True to my Type A, New York personality, I started to set personal goals and created a to-do list that included working in the yard, cleaning out the basement, dropping off clothes at the Episcopal Thrift Shop, meeting friends, prepping for an upcoming video interview, etc.
So while I was looking forward to an extra-long weekend, I wasn’t terribly excited. The Memorial Day holiday didn’t seem like a holiday at all. Plus, life has been pretty busy in the city. I had just been elected to the Board of Directors of my co-op and volunteered to act as the Secretary; I have lots going on at work; and I’ve been on a spring cleaning tear.
One day on my commute to work, I had an epiphany: I needed a vacation! Just as the thought hit my consciousness, a wellspring of energy bubbled up. Suddenly I realized I could create a mini-vacation for myself. I could sleep late, go to the movies, sit on the dock reading, watch a lot of tennis (one of the major tournaments is going on in Paris now), get together with friends.
When I told a friend, she laughed. Laughed! Good-naturedly, of course, but somehow her reaction implied that a four-day holiday wasn’t really a vacation.

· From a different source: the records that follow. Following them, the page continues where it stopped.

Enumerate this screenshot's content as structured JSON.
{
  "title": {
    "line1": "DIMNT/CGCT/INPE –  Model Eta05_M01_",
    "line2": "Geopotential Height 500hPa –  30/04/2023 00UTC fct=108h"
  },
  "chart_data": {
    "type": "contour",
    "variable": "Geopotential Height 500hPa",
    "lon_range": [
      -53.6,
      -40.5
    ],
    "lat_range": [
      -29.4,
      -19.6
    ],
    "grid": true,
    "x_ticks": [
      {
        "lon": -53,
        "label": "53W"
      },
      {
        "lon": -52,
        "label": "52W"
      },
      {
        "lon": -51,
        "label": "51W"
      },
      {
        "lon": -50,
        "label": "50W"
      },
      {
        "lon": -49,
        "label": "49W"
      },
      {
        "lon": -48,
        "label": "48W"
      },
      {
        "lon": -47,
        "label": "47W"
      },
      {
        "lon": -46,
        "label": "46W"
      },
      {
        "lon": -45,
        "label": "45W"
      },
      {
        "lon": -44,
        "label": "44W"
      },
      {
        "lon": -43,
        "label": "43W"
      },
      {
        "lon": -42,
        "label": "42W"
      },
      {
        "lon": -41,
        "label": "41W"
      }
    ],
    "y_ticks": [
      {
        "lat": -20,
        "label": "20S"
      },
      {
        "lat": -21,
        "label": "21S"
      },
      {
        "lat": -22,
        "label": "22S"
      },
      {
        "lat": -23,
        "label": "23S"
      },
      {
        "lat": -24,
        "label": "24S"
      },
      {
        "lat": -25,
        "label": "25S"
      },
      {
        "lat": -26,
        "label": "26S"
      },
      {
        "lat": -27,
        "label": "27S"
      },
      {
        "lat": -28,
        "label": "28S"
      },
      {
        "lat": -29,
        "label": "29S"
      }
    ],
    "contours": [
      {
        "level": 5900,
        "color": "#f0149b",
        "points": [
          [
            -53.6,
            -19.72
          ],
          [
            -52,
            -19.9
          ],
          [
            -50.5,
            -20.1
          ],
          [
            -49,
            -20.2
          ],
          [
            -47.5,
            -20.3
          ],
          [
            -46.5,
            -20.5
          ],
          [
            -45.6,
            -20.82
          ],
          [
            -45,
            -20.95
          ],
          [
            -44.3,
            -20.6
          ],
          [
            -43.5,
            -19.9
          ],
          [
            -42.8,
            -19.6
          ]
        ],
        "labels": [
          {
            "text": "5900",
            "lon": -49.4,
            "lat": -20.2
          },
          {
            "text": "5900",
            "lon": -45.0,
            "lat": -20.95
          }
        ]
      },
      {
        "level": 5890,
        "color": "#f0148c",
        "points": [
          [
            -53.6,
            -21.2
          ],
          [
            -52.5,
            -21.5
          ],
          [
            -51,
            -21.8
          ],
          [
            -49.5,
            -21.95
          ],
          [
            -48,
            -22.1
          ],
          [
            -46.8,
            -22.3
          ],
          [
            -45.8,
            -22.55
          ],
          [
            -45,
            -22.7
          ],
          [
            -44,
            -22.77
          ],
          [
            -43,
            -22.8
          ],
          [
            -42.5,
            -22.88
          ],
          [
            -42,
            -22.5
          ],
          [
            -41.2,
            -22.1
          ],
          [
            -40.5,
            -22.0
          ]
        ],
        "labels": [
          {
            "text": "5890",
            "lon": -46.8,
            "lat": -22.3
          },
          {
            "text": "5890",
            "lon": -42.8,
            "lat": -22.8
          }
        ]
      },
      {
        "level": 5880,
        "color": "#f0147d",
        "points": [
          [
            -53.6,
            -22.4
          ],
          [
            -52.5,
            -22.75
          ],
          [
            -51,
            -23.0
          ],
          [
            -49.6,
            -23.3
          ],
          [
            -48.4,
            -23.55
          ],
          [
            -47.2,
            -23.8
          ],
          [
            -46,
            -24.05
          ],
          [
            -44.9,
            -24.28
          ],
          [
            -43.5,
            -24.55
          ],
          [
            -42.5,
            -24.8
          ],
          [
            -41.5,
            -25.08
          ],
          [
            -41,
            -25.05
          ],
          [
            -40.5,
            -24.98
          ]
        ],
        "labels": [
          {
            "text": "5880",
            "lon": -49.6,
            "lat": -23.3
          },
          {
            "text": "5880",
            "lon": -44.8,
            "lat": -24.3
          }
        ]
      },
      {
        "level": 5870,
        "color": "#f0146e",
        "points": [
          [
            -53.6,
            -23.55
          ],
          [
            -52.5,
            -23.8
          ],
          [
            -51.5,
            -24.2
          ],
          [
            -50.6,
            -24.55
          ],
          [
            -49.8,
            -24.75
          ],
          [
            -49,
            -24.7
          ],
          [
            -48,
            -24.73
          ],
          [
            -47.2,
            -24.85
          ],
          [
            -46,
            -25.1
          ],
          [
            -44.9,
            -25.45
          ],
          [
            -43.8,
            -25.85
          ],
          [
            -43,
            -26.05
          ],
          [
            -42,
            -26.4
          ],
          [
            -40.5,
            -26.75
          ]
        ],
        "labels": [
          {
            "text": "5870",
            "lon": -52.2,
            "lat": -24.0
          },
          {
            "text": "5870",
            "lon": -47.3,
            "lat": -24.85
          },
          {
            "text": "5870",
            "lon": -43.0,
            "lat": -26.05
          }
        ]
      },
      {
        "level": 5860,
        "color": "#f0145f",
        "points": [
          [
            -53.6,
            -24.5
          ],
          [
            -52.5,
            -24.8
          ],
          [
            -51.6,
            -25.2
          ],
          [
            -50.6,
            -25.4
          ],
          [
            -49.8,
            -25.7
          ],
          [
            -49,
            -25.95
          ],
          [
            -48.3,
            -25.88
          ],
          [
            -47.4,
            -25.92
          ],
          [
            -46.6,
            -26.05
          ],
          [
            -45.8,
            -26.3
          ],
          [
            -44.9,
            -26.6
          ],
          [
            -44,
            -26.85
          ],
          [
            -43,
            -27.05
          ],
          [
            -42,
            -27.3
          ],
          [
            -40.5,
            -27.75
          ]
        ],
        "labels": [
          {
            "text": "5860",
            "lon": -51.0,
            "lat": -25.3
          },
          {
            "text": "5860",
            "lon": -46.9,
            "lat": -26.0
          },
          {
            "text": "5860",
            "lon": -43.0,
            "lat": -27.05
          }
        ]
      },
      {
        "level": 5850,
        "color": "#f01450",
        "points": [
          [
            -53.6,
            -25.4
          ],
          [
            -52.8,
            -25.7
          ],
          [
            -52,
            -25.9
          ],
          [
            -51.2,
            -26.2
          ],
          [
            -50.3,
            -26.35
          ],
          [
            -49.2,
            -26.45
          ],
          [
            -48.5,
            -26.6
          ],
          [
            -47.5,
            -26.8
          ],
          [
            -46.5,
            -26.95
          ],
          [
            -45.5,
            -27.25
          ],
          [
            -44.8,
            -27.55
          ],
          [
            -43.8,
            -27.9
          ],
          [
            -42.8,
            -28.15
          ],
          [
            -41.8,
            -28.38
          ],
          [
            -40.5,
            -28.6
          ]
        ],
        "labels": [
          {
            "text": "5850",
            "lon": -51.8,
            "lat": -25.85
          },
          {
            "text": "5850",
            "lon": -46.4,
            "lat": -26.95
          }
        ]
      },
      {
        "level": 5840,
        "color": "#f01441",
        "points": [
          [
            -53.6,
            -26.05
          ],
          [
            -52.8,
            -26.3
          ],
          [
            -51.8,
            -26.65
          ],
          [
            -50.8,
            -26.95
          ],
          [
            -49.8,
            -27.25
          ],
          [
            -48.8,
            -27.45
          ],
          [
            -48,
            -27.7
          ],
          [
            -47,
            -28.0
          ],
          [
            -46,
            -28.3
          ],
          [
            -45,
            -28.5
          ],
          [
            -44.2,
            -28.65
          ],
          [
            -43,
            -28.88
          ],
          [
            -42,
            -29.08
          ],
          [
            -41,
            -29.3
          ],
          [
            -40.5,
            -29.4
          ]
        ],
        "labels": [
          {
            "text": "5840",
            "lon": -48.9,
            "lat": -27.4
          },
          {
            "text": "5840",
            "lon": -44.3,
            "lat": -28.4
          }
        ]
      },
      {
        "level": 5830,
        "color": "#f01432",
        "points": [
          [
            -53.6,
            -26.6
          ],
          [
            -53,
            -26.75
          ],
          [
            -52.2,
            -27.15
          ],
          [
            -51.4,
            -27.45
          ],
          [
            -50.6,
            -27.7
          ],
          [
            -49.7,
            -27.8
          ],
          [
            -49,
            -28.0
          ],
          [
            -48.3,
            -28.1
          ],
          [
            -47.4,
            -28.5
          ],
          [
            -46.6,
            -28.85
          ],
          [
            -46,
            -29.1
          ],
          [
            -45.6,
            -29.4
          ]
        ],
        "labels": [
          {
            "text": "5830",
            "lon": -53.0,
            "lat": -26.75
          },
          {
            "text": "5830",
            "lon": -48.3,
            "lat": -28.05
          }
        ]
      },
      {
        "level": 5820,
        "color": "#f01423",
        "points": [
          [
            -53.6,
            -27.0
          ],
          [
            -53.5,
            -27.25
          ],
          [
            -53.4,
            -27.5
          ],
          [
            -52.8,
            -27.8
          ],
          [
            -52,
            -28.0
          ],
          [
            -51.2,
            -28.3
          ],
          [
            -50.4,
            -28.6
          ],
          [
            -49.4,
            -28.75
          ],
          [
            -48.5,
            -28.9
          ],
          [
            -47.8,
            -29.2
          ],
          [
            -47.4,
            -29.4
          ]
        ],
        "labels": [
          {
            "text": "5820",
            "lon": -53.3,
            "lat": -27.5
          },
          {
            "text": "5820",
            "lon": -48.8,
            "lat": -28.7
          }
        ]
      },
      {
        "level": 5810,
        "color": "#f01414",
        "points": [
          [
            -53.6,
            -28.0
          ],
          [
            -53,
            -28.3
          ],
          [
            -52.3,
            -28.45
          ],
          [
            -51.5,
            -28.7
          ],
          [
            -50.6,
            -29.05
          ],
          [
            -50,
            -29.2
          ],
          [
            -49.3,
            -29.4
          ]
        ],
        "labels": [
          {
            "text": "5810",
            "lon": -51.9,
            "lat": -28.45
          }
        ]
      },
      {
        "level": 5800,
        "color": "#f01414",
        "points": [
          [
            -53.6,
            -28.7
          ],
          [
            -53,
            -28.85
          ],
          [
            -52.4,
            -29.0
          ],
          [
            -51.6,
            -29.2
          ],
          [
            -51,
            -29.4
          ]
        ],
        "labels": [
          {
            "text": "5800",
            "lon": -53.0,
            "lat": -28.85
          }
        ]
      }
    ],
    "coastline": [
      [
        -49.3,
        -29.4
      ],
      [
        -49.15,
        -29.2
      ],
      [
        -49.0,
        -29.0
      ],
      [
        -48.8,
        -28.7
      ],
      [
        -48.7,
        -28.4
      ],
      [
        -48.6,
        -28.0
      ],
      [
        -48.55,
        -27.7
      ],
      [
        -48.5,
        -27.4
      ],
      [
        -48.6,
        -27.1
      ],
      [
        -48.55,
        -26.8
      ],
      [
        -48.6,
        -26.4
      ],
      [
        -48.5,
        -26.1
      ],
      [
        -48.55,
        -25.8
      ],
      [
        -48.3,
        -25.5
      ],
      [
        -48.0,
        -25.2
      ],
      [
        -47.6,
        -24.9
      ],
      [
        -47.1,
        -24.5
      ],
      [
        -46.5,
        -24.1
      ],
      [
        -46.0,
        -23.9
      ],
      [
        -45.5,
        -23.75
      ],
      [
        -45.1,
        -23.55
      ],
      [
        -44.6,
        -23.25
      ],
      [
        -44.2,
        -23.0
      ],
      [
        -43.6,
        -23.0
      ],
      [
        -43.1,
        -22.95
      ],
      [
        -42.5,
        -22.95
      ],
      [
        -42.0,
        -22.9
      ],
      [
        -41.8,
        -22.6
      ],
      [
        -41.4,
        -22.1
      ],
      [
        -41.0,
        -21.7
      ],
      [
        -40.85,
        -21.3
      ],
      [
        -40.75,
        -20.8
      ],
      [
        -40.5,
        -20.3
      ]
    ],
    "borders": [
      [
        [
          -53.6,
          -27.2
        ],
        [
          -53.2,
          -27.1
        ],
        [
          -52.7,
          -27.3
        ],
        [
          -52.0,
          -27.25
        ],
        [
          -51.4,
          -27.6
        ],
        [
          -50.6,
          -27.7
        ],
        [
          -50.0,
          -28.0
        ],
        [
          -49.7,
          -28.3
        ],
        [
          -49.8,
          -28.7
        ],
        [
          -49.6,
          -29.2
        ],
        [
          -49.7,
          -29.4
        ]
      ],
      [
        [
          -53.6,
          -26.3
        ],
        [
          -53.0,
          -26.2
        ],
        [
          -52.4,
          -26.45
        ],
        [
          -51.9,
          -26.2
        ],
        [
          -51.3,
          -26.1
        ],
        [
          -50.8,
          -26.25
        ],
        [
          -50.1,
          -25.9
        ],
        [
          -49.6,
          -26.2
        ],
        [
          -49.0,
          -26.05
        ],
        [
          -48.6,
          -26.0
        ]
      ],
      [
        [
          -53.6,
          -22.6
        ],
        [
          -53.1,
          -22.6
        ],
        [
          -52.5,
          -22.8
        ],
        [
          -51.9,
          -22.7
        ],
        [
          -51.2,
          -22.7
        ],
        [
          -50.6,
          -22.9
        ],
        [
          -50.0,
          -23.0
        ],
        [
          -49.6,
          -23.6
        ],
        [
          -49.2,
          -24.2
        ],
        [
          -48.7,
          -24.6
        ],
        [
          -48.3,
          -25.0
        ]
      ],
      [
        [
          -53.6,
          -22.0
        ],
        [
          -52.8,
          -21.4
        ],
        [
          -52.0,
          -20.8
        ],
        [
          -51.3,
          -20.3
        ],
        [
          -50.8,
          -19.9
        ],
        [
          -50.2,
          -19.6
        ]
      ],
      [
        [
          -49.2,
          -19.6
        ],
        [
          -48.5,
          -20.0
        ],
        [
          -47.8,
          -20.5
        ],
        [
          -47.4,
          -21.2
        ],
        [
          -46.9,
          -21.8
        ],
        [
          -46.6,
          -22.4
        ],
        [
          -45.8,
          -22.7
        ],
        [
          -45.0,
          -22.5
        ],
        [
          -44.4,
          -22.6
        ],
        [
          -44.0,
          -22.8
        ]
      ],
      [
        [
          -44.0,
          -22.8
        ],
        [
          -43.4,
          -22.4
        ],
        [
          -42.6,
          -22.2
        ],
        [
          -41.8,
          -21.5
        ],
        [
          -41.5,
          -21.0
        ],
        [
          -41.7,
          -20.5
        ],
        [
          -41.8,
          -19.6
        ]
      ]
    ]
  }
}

Well, Elizabeth, I beg to differ: Vacation is a state of mind. I can interpret motivational speaker and author John C. Maxwell’s statement “Nothing separates successful people from unsuccessful people more than how they use their time” as including time to relax, refresh, revitalize. Downtime is just as important as all my self-improvement activities, and can ultimately lead to renewed creativity and innovation.